Marijuana delivery is a growing business in California, with a company called Eaze dominating the marketplace. Its web page connects customers to dispensaries. Customers can choose from a variety of products, including flower, vape pens, body creams and more. Then, it gets delivered straight to the customer’s door.
"A lot of times it gets there faster than a pizza," says Sheena Shiravis, Eaze’s director of consumer communications.
Eaze's website looks like a typical online store.
"You add things to your cart just like you would on Amazon,” Shiravi explains. “Anything like that. You check out, and then you get an ETA with when your driver is going to arrive."
Eaze's software uses an algorithm to help dispensaries and drivers anticipate what customers will buy throughout a day. The product and drivers are tracked by GPS for security and safety.
"There's little things like alerts that the driver has been sitting still or idle for 15 minutes, the dispatcher can instruct the retailer and will get an alert so they can call the driver,” Shiravi says.
Delivery drivers must have clean driving records. They also have a host of safety procedures to follow.
"The cars are not branded. The drivers don't wear cannabis clothing,” says Elissa Hambrecht, CEO of Fume, a dispensary. “There's nothing that says Eaze.com on it. It's literally a soccer mom car."
There is some controversy in California and other states that are considering marijuana delivery. Some worry this will make increase crime.
"We've seen shootings; we've seen homicides,” says Sgt. Scott Pendleton with the Colorado Police Department in Aurora. “A great deal of violent crime that surrounds marijuana."
Sgt. Pendleton, who is a narcotics officer, worries about customers and drivers being sitting ducks for robbers.
States that have a marijuana home delivery service include California, New York, Florida, Maine and Oregon. Other states are considering allowing the service, including Colorado and Washington.
"You don't know what's going to take place, where there is going to be a rip off that's set up,” Sg. Pendleton says.

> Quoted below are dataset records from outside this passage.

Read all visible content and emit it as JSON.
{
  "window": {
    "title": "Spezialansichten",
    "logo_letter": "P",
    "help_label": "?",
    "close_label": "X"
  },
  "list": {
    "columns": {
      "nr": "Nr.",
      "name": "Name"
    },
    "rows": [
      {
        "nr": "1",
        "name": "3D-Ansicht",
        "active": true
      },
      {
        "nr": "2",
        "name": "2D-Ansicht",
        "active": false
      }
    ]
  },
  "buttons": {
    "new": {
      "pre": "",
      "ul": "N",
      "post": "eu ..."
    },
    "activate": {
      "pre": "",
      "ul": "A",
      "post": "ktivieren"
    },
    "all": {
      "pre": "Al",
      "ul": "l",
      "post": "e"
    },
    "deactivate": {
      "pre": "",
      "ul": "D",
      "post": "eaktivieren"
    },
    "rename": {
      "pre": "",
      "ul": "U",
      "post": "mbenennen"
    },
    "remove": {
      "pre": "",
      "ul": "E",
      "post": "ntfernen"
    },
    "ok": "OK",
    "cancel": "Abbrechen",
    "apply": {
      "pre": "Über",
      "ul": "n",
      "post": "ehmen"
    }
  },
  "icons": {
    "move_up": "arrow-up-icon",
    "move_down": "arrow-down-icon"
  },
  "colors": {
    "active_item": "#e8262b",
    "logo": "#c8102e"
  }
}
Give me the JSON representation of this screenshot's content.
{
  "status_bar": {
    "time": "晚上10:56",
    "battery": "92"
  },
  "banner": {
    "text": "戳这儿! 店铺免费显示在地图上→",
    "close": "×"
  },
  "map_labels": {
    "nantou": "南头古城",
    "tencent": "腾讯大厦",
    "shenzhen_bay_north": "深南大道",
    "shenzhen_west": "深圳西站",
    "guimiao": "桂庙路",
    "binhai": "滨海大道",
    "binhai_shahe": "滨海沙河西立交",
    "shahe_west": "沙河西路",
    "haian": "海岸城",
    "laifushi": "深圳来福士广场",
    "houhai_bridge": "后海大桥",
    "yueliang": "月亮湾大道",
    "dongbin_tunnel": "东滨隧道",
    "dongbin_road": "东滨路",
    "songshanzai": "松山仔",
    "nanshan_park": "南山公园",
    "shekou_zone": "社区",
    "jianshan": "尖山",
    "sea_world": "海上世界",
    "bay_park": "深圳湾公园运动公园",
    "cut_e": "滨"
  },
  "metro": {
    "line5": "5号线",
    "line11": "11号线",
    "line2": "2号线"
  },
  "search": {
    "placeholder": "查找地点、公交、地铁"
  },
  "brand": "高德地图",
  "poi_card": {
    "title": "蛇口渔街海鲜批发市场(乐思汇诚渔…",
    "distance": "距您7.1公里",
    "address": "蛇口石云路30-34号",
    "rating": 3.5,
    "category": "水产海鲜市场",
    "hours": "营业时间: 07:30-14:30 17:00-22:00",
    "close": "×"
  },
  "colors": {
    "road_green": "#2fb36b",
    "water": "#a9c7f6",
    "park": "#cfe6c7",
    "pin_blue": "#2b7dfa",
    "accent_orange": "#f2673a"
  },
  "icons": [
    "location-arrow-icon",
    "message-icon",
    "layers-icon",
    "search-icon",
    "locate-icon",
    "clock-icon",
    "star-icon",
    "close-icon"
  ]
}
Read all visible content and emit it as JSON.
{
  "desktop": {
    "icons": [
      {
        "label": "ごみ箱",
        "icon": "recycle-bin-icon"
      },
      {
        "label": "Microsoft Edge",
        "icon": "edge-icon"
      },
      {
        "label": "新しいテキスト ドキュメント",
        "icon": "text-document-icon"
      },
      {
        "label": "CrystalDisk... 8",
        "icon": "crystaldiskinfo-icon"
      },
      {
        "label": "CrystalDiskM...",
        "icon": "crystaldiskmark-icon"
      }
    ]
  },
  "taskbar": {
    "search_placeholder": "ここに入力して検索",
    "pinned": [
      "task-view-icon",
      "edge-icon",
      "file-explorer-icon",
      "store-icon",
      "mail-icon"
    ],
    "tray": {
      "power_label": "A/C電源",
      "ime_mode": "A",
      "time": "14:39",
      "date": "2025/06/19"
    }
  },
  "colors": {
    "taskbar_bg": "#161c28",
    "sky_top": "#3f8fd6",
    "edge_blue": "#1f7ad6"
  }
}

It's hard to measure whether marijuana delivery has impacted crime where delivery is legal. However, Shiravi believes it’s helped cut down on black market sales.
"Delivery helps eliminate the black market, because you are providing a legal channel for access," Shiravi says.
She says drivers almost never have a problem with crime.
"Less than one .001 percent in over the 3 million deliveries that we've made," she says.